1つだけ不思議だったのは、子供の姿がどこにも見えないことだった。これについてシュミットに聞くと、子供は一ヶ所に集められ、そこで教育され育てられるという。」
「このドイツ人コロニーの内部は全てが珍しかったが、特に印象に残った事柄をあげるとすれば2つある。
1つはあそこの住人たちの規律正しさというか、リーダーに対する絶対服従の姿勢だ。まるで昔のプロシアの軍隊並みだった。リーダーのひと声で全員が一体となって動いているようだった。我々チリ人から見ればすごいというか怖ろしいというか……。

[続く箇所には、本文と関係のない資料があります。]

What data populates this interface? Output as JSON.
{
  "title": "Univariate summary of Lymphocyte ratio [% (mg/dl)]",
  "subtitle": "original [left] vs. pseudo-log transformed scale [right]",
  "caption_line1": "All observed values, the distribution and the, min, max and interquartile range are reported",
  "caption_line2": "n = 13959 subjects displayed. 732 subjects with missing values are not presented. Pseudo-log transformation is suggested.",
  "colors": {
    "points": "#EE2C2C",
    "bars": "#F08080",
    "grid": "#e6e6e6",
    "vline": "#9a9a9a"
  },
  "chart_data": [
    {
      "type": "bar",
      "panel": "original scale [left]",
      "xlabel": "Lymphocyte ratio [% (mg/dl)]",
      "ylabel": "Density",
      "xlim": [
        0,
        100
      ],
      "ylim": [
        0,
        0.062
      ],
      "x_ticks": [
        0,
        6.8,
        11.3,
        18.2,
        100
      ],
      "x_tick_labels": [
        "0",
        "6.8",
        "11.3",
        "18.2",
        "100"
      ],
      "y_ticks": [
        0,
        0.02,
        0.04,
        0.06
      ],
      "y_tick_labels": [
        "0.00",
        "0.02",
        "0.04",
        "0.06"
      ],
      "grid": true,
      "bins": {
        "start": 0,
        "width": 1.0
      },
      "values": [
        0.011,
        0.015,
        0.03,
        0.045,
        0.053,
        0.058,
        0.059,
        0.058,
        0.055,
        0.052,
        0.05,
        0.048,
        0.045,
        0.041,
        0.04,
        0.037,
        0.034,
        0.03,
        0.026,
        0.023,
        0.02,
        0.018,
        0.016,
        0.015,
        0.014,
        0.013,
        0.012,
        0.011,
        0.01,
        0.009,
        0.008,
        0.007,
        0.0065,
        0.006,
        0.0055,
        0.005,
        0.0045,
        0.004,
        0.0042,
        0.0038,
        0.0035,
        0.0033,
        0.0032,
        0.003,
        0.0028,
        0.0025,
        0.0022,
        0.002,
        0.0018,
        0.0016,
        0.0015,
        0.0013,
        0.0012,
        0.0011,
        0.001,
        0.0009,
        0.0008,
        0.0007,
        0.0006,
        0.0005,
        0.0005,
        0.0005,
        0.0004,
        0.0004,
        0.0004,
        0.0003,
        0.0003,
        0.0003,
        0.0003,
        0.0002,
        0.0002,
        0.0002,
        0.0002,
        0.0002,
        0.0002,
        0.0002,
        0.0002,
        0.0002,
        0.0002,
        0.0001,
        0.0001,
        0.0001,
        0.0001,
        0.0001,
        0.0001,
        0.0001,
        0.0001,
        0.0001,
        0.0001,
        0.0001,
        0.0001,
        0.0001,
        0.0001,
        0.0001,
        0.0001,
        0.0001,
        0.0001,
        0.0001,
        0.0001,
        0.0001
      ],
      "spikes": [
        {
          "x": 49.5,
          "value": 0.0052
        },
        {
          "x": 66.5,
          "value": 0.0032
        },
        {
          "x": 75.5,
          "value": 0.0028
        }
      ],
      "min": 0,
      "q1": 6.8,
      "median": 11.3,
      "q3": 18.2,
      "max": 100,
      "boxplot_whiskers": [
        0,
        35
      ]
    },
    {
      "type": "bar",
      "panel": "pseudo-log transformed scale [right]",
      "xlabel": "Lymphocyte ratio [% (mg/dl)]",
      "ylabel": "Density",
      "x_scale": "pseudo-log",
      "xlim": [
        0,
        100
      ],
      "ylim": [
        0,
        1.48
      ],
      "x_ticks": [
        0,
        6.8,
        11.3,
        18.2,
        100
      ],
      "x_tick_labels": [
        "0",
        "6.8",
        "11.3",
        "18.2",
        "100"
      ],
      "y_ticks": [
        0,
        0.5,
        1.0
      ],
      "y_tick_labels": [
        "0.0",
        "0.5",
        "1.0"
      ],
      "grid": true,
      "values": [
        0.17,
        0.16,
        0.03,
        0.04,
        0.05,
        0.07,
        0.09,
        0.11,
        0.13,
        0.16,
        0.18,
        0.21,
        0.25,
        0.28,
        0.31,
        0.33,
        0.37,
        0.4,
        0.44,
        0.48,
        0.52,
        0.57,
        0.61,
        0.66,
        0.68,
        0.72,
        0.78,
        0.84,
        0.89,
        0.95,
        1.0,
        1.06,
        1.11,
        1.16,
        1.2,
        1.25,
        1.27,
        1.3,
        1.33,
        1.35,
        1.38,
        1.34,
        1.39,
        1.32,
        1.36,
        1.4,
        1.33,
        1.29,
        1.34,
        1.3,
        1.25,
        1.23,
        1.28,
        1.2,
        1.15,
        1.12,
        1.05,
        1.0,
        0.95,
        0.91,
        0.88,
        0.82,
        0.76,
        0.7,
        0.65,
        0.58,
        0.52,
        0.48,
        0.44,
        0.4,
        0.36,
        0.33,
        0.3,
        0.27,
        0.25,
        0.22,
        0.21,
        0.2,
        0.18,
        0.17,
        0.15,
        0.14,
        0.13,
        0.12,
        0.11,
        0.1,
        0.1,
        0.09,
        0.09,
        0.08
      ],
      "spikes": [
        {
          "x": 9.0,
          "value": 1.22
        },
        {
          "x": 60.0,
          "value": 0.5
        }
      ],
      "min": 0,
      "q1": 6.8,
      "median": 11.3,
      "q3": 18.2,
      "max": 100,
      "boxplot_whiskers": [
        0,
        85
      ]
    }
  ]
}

第2に印象に残っている事柄はなんといってもあの経済力だろう。あれだけの道路設備やビルを作り上げるセメントの量だけでも大変なものだ。もちろんセメントは全て自家製だった。セメント工場を見たが規模も大きく、あれなら十分な量が生産できると思った。」
※ このチリ人記者は、セメント工場の他にトラクター工場を見ることが許されたが、セメント工場同様の大きな規模であったという。彼と市長は5時間ほどコロニーにいて、ともに帰ったという。
── ─ ── ─ ── ─ ── ─ ── ─ ── ─ ── ─ ── ─ ──
●ところで、3日後、このチリ人記者は再びドイツ人コロニーを訪れたという。
今度は前もって連絡もせず、文字通りの「抜き打ち訪問」で、市長も同行しなかったという。
●期待と不安で胸一杯になりながら、彼がコロニーのガード・ハウスに近づくと、案の定、ドイツ人側は取材拒否の構えを見せ、一刻も早く立ち去るよう威圧的に警告したという。
(この時、記者に同行したカメラマンがコロニー周辺を撮影し始めると、ドイツ人ボディガードの2人が血相を変えてカメラマンに飛びかかり、カメラを叩き落としたという)。
びっくりしたカメラマンと記者は、すでにエンジンがかかっていた車に飛び乗り、ほうほうの体で逃げ出したが、その後、彼らはパラルの町でドイツ人たちに尾行(盗撮)されていることに気づき、言いようのない恐怖を感じたという。
以来、この記者は二度とドイツ人コロニーに近づこうとはせず、しばらくしてから新聞社を辞めたという。